(NewsNation) — This Christmas will be like no other for Tim Cornett and his wife Jeannie.
As the holiday approaches, they’re home in Indiana, where they’ll celebrate the holiday with family and a new grandson. A few months ago, however, Tim Cornett’s outlook was less bright.
At that time, the 55-year-old was surrounded by machines and doctors, and he was told there was a possibility he wouldn’t make it to Christmas.
“I couldn’t breathe at all, even with the oxygen that I had,” he said. “I could not maintain my oxygen over 60%.”
Tim tested positive for COVID-19 in January. He then took a quick turn for the worse, eventually requiring a medically induced coma in order to receive a lung transplant. But as doctors began, they said he was too weak for the surgery.
It got worse.
After a few weeks, doctors wanted to take Tim off the ventilator. Jeannie said no.
“They told me all he needed was lungs,” she said. “I’m like, OK, if that’s all we need, then find me lungs.”
The search took them from Indiana to Miami, where Jackson Memorial Hospital’s lung center physicians agreed to treat Tim.
“From a lung standpoint, he was with no function whatsoever. He was on the verge of death,” Dr. Juan Salgado, the critical care lead at the JMH Lung Center, said.
After months in a hospital bed and a careful transfer from Indiana to Florida, Cornett had a double-lung transplant in July, after which, for the first time in almost a year, he was able to take a deep breath.
“To be able to take my first breath without oxygen or a machine to help me was overwhelming,” he said. “I was breathing on my own and I hadn’t done that in a year.”
He went through rehab, and after more than 170 days in Florida, made it home in October with a new lease on life and a fresh perspective this holiday season.
“My outlook on life, my priorities, have changed a lot. I missed my oldest son getting married. We missed everything, and all the milestones that we should be watching, and we didn’t,” he said.

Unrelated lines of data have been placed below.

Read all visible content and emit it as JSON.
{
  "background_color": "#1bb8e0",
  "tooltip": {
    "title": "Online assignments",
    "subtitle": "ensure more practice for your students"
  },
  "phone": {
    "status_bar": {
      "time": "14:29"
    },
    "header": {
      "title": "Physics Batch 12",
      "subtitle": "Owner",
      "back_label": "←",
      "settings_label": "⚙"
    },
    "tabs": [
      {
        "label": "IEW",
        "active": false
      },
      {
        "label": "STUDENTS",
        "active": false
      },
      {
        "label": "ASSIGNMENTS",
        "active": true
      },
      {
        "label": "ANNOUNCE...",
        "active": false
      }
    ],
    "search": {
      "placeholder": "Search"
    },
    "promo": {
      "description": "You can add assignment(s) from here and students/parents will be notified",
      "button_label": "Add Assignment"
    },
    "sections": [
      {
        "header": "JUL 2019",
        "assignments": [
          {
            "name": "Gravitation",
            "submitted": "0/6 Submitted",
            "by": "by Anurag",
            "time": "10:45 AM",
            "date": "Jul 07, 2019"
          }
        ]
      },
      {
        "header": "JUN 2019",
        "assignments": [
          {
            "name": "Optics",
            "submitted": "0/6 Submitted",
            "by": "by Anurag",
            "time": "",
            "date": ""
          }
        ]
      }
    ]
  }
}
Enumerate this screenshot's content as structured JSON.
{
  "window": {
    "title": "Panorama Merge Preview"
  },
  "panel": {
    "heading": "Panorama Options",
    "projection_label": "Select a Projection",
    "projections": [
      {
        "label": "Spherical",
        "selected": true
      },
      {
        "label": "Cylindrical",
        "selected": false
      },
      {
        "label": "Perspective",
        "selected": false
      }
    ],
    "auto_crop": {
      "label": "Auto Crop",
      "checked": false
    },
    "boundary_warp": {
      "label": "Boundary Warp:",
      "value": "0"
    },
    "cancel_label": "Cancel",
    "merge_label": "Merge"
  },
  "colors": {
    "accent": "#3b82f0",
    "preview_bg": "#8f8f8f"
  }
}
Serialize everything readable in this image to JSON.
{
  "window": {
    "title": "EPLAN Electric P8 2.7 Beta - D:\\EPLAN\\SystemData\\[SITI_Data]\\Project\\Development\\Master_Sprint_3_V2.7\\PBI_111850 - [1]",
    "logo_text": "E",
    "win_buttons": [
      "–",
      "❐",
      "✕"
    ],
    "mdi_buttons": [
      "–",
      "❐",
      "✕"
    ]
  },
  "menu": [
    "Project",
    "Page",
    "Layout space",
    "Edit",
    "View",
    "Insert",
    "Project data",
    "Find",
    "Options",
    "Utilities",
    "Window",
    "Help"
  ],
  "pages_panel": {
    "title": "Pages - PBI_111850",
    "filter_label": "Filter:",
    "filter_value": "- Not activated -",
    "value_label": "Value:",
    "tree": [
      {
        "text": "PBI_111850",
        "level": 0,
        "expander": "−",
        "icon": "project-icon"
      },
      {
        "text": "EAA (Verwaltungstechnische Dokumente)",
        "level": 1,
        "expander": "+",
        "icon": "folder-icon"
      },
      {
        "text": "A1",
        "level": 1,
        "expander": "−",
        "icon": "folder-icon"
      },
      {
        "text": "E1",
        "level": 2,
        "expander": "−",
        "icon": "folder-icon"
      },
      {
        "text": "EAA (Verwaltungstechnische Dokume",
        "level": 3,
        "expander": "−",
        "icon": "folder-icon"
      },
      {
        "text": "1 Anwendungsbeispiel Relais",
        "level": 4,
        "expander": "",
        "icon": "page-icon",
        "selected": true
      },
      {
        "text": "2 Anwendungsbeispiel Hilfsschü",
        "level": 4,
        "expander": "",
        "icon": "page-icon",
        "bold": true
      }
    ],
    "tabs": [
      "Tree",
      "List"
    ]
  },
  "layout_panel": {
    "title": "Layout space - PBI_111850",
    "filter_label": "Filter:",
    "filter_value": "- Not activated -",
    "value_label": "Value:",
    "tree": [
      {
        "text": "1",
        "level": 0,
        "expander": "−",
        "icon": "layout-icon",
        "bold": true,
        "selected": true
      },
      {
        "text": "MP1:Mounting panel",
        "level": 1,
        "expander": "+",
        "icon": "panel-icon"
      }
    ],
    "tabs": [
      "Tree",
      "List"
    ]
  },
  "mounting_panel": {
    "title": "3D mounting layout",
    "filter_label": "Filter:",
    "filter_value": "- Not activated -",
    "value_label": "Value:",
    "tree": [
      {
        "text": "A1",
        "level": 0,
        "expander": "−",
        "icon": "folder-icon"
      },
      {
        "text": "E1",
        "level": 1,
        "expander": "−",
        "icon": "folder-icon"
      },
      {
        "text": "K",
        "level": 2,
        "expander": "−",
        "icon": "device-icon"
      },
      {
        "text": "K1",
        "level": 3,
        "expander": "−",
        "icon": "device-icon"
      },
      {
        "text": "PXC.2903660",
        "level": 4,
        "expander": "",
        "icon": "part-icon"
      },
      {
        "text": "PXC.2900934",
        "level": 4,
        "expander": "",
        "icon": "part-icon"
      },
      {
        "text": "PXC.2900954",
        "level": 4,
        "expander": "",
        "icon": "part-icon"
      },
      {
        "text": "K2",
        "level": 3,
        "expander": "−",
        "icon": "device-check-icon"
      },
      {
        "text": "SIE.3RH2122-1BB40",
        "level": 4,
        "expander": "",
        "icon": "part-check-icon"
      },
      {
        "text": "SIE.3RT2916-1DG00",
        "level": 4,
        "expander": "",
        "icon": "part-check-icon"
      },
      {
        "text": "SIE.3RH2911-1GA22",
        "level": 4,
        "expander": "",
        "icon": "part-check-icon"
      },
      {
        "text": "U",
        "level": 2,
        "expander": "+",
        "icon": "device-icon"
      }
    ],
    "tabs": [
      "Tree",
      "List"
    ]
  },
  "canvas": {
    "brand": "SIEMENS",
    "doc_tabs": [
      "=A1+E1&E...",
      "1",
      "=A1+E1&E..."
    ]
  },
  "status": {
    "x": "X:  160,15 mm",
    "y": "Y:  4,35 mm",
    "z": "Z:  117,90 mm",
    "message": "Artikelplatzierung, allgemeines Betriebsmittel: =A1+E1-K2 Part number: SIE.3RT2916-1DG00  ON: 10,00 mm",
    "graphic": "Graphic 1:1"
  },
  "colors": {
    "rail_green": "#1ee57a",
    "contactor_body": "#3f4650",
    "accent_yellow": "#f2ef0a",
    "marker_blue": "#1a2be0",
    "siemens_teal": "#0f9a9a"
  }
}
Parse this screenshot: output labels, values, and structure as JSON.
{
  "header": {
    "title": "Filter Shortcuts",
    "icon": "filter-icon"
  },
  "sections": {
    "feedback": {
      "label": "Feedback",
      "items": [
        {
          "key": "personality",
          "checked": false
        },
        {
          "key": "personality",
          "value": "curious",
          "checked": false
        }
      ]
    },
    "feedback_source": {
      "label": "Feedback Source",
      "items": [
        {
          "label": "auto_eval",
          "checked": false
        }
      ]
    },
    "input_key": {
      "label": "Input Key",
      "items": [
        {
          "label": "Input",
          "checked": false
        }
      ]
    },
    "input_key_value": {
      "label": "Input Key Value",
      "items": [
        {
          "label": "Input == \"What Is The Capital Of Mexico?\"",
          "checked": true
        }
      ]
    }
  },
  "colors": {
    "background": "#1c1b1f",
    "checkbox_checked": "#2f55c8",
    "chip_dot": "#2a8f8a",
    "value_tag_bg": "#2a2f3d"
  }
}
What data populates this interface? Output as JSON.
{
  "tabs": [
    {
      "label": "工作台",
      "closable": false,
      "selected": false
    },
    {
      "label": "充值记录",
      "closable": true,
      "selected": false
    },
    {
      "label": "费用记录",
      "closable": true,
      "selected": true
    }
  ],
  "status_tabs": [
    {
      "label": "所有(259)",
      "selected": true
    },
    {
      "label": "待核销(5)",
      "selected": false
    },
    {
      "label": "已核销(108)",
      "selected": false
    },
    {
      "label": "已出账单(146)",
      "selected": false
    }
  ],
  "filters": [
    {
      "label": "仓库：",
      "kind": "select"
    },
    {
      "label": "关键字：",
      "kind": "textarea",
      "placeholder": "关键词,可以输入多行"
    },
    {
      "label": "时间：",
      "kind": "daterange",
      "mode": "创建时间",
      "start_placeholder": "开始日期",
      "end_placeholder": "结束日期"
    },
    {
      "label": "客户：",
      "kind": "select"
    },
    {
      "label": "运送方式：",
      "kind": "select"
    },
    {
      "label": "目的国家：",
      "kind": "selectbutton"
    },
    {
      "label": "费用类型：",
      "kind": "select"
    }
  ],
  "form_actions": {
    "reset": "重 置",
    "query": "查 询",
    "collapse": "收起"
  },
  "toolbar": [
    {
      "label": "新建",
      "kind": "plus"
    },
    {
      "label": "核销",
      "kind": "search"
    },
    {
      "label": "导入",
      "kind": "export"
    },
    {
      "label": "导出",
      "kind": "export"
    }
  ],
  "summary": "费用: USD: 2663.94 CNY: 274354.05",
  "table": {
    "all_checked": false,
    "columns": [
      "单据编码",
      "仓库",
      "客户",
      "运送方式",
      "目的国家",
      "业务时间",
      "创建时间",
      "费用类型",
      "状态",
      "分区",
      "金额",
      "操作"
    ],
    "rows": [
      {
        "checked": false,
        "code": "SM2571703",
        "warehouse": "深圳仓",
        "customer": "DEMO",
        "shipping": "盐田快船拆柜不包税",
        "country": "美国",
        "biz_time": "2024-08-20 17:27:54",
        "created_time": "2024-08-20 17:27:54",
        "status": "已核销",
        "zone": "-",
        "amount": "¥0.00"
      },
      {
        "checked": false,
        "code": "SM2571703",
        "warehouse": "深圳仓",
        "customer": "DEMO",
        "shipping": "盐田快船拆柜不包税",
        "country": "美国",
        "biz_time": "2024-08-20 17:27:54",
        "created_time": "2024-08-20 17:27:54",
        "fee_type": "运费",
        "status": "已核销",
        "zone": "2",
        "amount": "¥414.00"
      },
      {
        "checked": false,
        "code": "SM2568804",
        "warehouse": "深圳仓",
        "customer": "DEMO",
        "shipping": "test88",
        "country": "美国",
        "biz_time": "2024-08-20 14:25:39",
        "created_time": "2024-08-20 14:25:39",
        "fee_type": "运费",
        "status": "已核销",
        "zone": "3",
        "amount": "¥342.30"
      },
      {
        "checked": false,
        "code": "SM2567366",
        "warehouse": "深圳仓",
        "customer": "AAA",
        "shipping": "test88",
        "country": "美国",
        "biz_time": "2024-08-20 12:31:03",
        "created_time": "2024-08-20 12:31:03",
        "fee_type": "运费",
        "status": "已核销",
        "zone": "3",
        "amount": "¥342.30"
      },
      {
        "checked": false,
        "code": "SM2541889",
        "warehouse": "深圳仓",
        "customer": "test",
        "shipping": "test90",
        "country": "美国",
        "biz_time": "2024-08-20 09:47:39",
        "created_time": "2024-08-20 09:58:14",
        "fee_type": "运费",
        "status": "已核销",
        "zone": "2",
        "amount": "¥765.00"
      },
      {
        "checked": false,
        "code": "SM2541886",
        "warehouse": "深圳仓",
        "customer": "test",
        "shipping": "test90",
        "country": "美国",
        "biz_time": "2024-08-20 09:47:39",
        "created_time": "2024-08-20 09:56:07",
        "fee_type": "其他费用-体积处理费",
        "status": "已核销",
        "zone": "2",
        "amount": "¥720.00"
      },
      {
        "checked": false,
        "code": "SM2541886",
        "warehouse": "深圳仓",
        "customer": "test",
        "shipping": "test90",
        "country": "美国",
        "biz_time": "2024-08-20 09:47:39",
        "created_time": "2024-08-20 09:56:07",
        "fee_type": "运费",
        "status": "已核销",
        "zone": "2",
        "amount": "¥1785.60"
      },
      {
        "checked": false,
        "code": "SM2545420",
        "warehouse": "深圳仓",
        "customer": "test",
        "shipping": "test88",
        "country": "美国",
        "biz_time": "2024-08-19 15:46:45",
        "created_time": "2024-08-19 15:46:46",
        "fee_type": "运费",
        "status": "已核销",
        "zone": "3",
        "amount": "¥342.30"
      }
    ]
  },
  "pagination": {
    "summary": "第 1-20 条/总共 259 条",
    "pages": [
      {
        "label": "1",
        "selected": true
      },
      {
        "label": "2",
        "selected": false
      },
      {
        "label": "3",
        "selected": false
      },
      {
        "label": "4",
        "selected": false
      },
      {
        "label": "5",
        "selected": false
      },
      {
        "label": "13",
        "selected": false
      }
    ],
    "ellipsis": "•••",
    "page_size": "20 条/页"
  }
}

He gives a lot of credit to the doctors at Jackson, who took a chance on him, and of course, to Jeannie, who refused to let the ventilator keeping her husband alive to be unplugged.
Jeannie told NewsNation that if she hadn’t found the doctors in Miami, she would’ve buried her husband in February.
Now, as a family, they will get to celebrate another Christmas together.